Radiohead, Pink Floyd, Yes, Ben Folds, Muse, The Killers, Yeah Yeah Yeahs, Tori Amos, etc. I LOVE going back to tried and true albums.
Heidi, your post really struck a chord with me. Growing up, my taste in music was suspiciously similar to the boy I happened to be interested in at the time. I couldn’t say I had my own music-personality. Rarely did music stir or inspire me. I was convinced that I would have to wait until the afterlife to find music that moved me in the way that I felt music should: the kind that overtakes your whole body.
It wasn’t until after a particularly unhealthy relationship ended when I was 16, (and my subsequent retreat from other humans for a while,) that I began to diligently search for music (and films and books) that I felt really represented my tastes. It was the first time in my life where it had even occurred to me to value my personal taste and likes. I scavenged through record stores and bought albums with weird cover art. I soon discovered progressive rock, nerdy fantasy metal, and bands with sorrowful songwriters– Yes, King Crimson, The Cure, Blind Guardian, The Clash, Van der Graaf Generator. It was a time of enlightenment for me.

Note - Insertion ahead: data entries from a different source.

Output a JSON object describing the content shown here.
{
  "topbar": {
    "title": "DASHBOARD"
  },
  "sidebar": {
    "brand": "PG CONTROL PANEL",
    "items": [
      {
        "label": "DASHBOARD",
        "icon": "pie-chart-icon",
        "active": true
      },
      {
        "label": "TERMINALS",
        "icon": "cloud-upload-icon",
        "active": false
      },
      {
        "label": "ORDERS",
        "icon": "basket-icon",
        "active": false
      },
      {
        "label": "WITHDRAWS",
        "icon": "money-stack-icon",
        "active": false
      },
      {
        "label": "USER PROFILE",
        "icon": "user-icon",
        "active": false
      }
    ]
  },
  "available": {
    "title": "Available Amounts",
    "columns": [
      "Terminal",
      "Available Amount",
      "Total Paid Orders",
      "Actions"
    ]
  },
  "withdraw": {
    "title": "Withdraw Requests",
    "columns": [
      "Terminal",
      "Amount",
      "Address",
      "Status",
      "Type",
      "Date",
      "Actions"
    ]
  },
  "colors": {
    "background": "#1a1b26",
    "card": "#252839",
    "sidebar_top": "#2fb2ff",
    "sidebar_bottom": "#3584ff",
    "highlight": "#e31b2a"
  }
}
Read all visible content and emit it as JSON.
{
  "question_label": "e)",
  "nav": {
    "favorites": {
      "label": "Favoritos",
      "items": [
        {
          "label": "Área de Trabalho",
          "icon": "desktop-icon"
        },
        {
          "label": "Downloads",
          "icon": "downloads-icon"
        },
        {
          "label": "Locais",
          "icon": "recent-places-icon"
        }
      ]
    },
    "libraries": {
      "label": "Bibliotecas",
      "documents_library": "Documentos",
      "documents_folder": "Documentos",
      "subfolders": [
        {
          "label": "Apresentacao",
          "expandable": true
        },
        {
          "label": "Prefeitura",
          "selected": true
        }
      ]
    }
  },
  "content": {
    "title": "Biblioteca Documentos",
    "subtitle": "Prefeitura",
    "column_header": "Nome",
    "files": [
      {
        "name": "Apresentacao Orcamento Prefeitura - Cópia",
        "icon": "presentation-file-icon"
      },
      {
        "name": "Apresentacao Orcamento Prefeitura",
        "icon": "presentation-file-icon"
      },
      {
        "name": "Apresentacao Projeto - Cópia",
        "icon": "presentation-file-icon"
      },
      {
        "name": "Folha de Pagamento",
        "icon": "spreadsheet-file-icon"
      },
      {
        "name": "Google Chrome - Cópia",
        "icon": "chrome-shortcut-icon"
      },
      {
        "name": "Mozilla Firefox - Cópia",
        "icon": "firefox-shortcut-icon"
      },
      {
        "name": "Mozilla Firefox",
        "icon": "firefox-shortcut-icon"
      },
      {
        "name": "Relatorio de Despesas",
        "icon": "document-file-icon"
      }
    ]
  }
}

I’ve tried several times since then to recreate that time, but it never feels quite the same. More often than not, music now seems to be relegated to the background, instead of being an experience in itself. I still feel passionately about music and I still love the bands that I discovered when I was 16. And, especially in the past few months, I’ve been actively searching out new music genres and unfamiliar bands. I’ve found several bands that I really dig. But like Jessica said above, “There is certainly something magical about finding the music that speaks to you in your youth, nothing compares!” I guess, try as I might, I’m not really sure how to find that magic again.